Opinions requested
Marcelo Cantos
marcelo at mds.rmit.edu.au
Sat Mar 6 06:45:35 GMT 1999
Thank you, Walter for the erudite response. I am left in a bit of
quandary as to how or even whether to respond. This is in large part
due to the fact that, while your post was in response to mine, it is
not immediately clear to me whether you are addressing my comments
specifically or rather the general theme of this thread.
Having the vague impression (though no firm conviction) that it is in
response to my claims that you waxed eloquent on the theme of what
defines an XML database, I will proceed to provide commentary, and
occasionally direct response/rebuttal, to a smattering of your points.
My humble apologies, Walter, if I have in any way misconstrued your
post.
On Fri, Mar 05, 1999 at 02:22:51AM -0500, W. E. Perry wrote:
> Marcelo Cantos wrote:
>
> > "Jeffrey E. Sussna" wrote:
> >
> > > There is not (AFAIK) yet any such thing as an XDBMS
> >
> > I am continually surprised to hear remarks such as this. SIM _is_
> > an XDBMS (it is also an SGML, MARC, RTF, etc. database with
> > structure and full content query capabilities). As an XDBMS it
> > has weaknesses (it only supports predefined indexes and limited
> > structure querying), but in some ways provides a model that is
> > even richer than XML (it provides structure below element level,
> > and has the concept of fields
>
> In addition to this vision of an XML database, there has been much
> discussion of XML as a front end or a query-and-response framework
> for data stores, but I would argue that such applications of XML
> markup are not an XML database.
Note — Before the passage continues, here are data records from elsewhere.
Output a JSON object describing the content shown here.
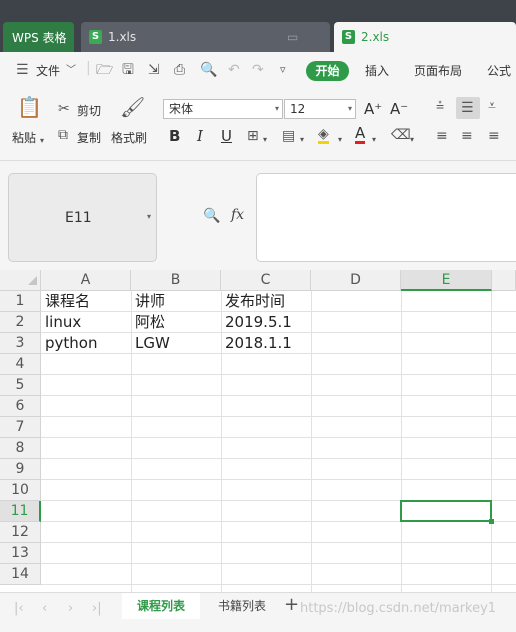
{
  "tabs": [
    {
      "label": "WPS 表格"
    },
    {
      "label": "1.xls"
    },
    {
      "label": "2.xls"
    }
  ],
  "menu": {
    "file": "文件",
    "start": "开始",
    "insert": "插入",
    "page_layout": "页面布局",
    "formula": "公式"
  },
  "ribbon": {
    "paste": "粘贴",
    "cut": "剪切",
    "copy": "复制",
    "format_painter": "格式刷",
    "font_name": "宋体",
    "font_size": "12",
    "bold": "B",
    "italic": "I",
    "underline": "U",
    "font_color_letter": "A",
    "grow_font": "A⁺",
    "shrink_font": "A⁻"
  },
  "formula_bar": {
    "cell_ref": "E11",
    "fx": "fx",
    "content": ""
  },
  "grid": {
    "columns": [
      "A",
      "B",
      "C",
      "D",
      "E"
    ],
    "rows": [
      "1",
      "2",
      "3",
      "4",
      "5",
      "6",
      "7",
      "8",
      "9",
      "10",
      "11",
      "12",
      "13",
      "14"
    ],
    "cells": [
      [
        "课程名",
        "讲师",
        "发布时间"
      ],
      [
        "linux",
        "阿松",
        "2019.5.1"
      ],
      [
        "python",
        "LGW",
        "2018.1.1"
      ]
    ],
    "selected_cell": "E11"
  },
  "sheets": [
    {
      "label": "课程列表"
    },
    {
      "label": "书籍列表"
    }
  ],
  "watermark": "https://blog.csdn.net/markey1",
  "colors": {
    "accent": "#2f9a48",
    "tabbar": "#3e4249"
  }
}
A true XML database is shaped by the
> essential characteristics of XML itself: it should be freely
> eXtensible; it should be defined and manipulated by Markup; and it
> should be cast in a Document Structure within which Elements
> identify Data Constructs, and Attributes provide Data
> Characterization.
It seems here that I may have provided an incorrect characterisation
of what we do, and hence given Walter cause to provide some qualifiers
on anyone wishing to define themselves as an XML database.
On this point, I must make it quite clear that SIM is _not_ an XML
front end to a data store. It is an XML (etc.) document repository.
One additional, crucial point is that SIM _is_ extensible (though I
will qualify this presently). It can be defined to accept markup to
any degree of strictness or laxity (within the bounds of
well-formedness or validity, of course). It can be setup to accept
any and all markup and do _something_ intelligent with it. It can
also be configured to make stringent demands (well in excess of the
DTD, both with respect to strictness and complexity of constraints) of
its inputs.
This quality of SIM renders the product amenable to both of the
major application streams of XML: data and documents. It can provide
strict data validation as well as extensibility.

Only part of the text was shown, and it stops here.